Une fois leur cœur touché, la plupart des élèves mettent sur le champ en application. C. : « J’ai compris qu’il fallait être sage partout. Quand on a envie de faire des bêtises, il faut dire non à sa tête. » Et cet autre petit garçon M. – dont les parents désespérés pensaient qu’il allait finir délinquant – qui, après avoir entendu l’histoire, fonce dans la cour voir son ancienne maîtresse et lui dit : « Ça y est ! maintenant, je suis sage, j’écoute mon cœur ! » ou encore N. qui, l’année suivant le travail autour de Professeur Hibou, va trouver son enseignante pour lui expliquer : « J’ai donné des coups de pieds à L. Je suis allé m’asseoir dans la cour. J’ai fait le calme, et mon cœur m’a dit qu’il ne fallait pas faire ça. Après, j’ai été complètement sage. »

La transformation peut être définitive : certains travers contre lesquels les adultes s’opposent parfois en vain disparaissent ; ou bien ce mouvement de bascule dans la conscience se renouvelle dans l’instant chaque fois que l’enfant reprend contact avec ses énergies intérieures, symbolisées par le cœur. C’est clairement visible pour celui qui observe ce qui se passe : l’enfant se détend, le visage s’épanouit et les yeux retrouvent leur éclat. Il ne joue pas à quelque chose, il ne fait pas semblant pour faire plaisir, il vit pleinement ce contact avec sa dimension profonde.

Avec ce moyen, la résolution des conflits est des plus efficaces. Chaque élève impliqué se remet lui-même en question en cessant d’accuser les autres et lorsqu’ils partagent ce que leur cœur leur a dit à chacun, la solution est là, dans la complémentarité des réponses, et la situation est totalement apaisée. Les enfants concernés deviennent alors les meilleurs amis du monde.

J’ai constaté également que le degré de présence aux autres et à l’environnement augmente de manière significative quand les enfants sont reliés à leur cœur. Ils voient autour d’eux là où il faut intervenir : retenir une porte qui va claquer, aider un petit à remettre ses chaussures, soulager un enfant malade, aider à ramasser, à ranger, à nettoyer… Il y a des manifestations de solidarité qui font rêver au monde à venir : Dans la cour, S. heurte une haie avec son vélo ; comme convenu dans cette situation, il va poser son vélo pour le reste de la récréation. G. son copain le voit, sans hésiter il va lui-même poser son vélo en exhortant tous les copains : « Allez, on range tous nos vélos, et on continue à jouer ensemble avec S. ! »

Très vite, ils sont préoccupés par l’état du monde et se demandent si leur cœur va rester ouvert.

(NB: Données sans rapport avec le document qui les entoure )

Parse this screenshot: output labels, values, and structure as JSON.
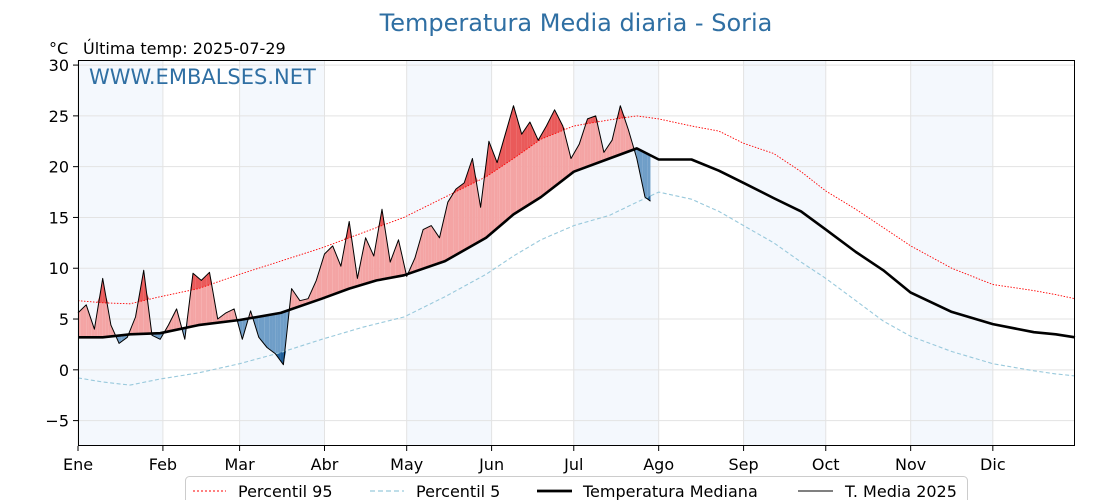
{
  "chart_data": {
    "type": "line",
    "title": "Temperatura Media diaria - Soria",
    "unit": "°C",
    "subtitle": "Última temp: 2025-07-29",
    "watermark": "WWW.EMBALSES.NET",
    "ylim": [
      -7.5,
      30.5
    ],
    "y_ticks": [
      30,
      25,
      20,
      15,
      10,
      5,
      0,
      -5
    ],
    "y_tick_labels": [
      "30",
      "25",
      "20",
      "15",
      "10",
      "5",
      "0",
      "−5"
    ],
    "x_months": [
      "Ene",
      "Feb",
      "Mar",
      "Abr",
      "May",
      "Jun",
      "Jul",
      "Ago",
      "Sep",
      "Oct",
      "Nov",
      "Dic"
    ],
    "month_start_day": [
      1,
      32,
      60,
      91,
      121,
      152,
      182,
      213,
      244,
      274,
      305,
      335
    ],
    "days_in_year": 365,
    "grid": true,
    "legend_position": "bottom",
    "colors": {
      "p95": "#ff0000",
      "p5": "#99c9dc",
      "median": "#000000",
      "y2025": "#000000",
      "above": "#f4a4a4",
      "above_strong": "#ea5a5a",
      "below": "#6f9ec8",
      "below_strong": "#1f5f9a",
      "band": "#dbe9f7",
      "title": "#2f6fa3"
    },
    "series": [
      {
        "name": "Percentil 95",
        "style": "dotted-red",
        "x": [
          1,
          10,
          20,
          31,
          45,
          60,
          75,
          90,
          105,
          120,
          135,
          150,
          160,
          170,
          182,
          195,
          205,
          213,
          225,
          235,
          244,
          255,
          265,
          274,
          285,
          295,
          305,
          320,
          335,
          350,
          358,
          365
        ],
        "values": [
          6.8,
          6.6,
          6.5,
          7.2,
          8.0,
          9.4,
          10.7,
          12.0,
          13.5,
          15.0,
          17.0,
          19.0,
          20.8,
          22.7,
          24.0,
          24.6,
          25.0,
          24.7,
          24.0,
          23.5,
          22.3,
          21.3,
          19.5,
          17.6,
          15.8,
          14.0,
          12.2,
          10.0,
          8.4,
          7.8,
          7.4,
          7.0
        ]
      },
      {
        "name": "Percentil 5",
        "style": "dashed-lightblue",
        "x": [
          1,
          10,
          20,
          31,
          45,
          60,
          75,
          90,
          105,
          120,
          135,
          150,
          160,
          170,
          182,
          195,
          205,
          213,
          225,
          235,
          244,
          255,
          265,
          274,
          285,
          295,
          305,
          320,
          335,
          350,
          358,
          365
        ],
        "values": [
          -0.8,
          -1.2,
          -1.5,
          -0.9,
          -0.3,
          0.6,
          1.7,
          3.0,
          4.2,
          5.2,
          7.2,
          9.4,
          11.2,
          12.8,
          14.2,
          15.2,
          16.5,
          17.5,
          16.8,
          15.6,
          14.2,
          12.5,
          10.6,
          9.0,
          6.8,
          4.8,
          3.3,
          1.8,
          0.6,
          -0.1,
          -0.4,
          -0.6
        ]
      },
      {
        "name": "Temperatura Mediana",
        "style": "thick-black",
        "x": [
          1,
          10,
          20,
          31,
          45,
          60,
          75,
          90,
          100,
          110,
          120,
          135,
          150,
          160,
          170,
          182,
          195,
          205,
          213,
          225,
          235,
          244,
          255,
          265,
          274,
          285,
          295,
          305,
          320,
          335,
          350,
          358,
          365
        ],
        "values": [
          3.2,
          3.2,
          3.5,
          3.6,
          4.4,
          4.9,
          5.6,
          7.0,
          8.0,
          8.8,
          9.3,
          10.7,
          13.0,
          15.3,
          17.0,
          19.5,
          20.8,
          21.8,
          20.7,
          20.7,
          19.6,
          18.4,
          16.9,
          15.6,
          13.8,
          11.6,
          9.8,
          7.6,
          5.7,
          4.5,
          3.7,
          3.5,
          3.2
        ]
      },
      {
        "name": "T. Media 2025",
        "style": "thin-black",
        "x": [
          1,
          4,
          7,
          10,
          13,
          16,
          19,
          22,
          25,
          28,
          31,
          34,
          37,
          40,
          43,
          46,
          49,
          52,
          55,
          58,
          61,
          64,
          67,
          70,
          73,
          76,
          79,
          82,
          85,
          88,
          91,
          94,
          97,
          100,
          103,
          106,
          109,
          112,
          115,
          118,
          121,
          124,
          127,
          130,
          133,
          136,
          139,
          142,
          145,
          148,
          151,
          154,
          157,
          160,
          163,
          166,
          169,
          172,
          175,
          178,
          181,
          184,
          187,
          190,
          193,
          196,
          199,
          202,
          205,
          208,
          210
        ],
        "values": [
          5.6,
          6.4,
          4.0,
          9.0,
          4.4,
          2.6,
          3.2,
          5.2,
          9.8,
          3.4,
          3.0,
          4.4,
          6.0,
          3.0,
          9.5,
          8.8,
          9.6,
          5.0,
          5.6,
          6.0,
          3.0,
          5.8,
          3.2,
          2.2,
          1.6,
          0.5,
          8.0,
          6.8,
          7.0,
          8.8,
          11.4,
          12.2,
          10.2,
          14.6,
          9.0,
          13.0,
          11.2,
          15.8,
          10.6,
          12.8,
          9.2,
          11.0,
          13.8,
          14.2,
          13.0,
          16.5,
          17.8,
          18.4,
          20.8,
          16.0,
          22.5,
          20.4,
          23.2,
          26.0,
          23.2,
          24.4,
          22.6,
          24.0,
          25.6,
          24.0,
          20.8,
          22.2,
          24.7,
          25.0,
          21.4,
          22.6,
          26.0,
          23.6,
          20.8,
          17.0,
          16.6
        ]
      }
    ]
  }
}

V., 5 ans, analyse : « Quand on est adulte et qu’on n’écoute pas son cœur, on a le cœur qui bat, mais pas le cœur qui parle. » Et une fillette de demander : « Quand on est mort, est-ce que le cœur est vivant ? » Réponse de V. : « Le cœur ne bat plus, mais le Cœur est toujours vivant. »

En permettant aux nouvelles générations de trouver la référence intérieure universelle, on transforme l’état d’esprit de l’être humain. Il ne fait pas de doute que l’ancien monde – dont nous, adultes, faisons partie – disparaîtra avec toute ses incohérences, ses injustices et ses souffrances, pour laisser place à une existence nouvelle dont le sens sera clair pour tous. Aujourd’hui, il est impératif que toute éducation à quelque niveau que ce soit prenne en compte l’éveil à l’Intelligence du cœur.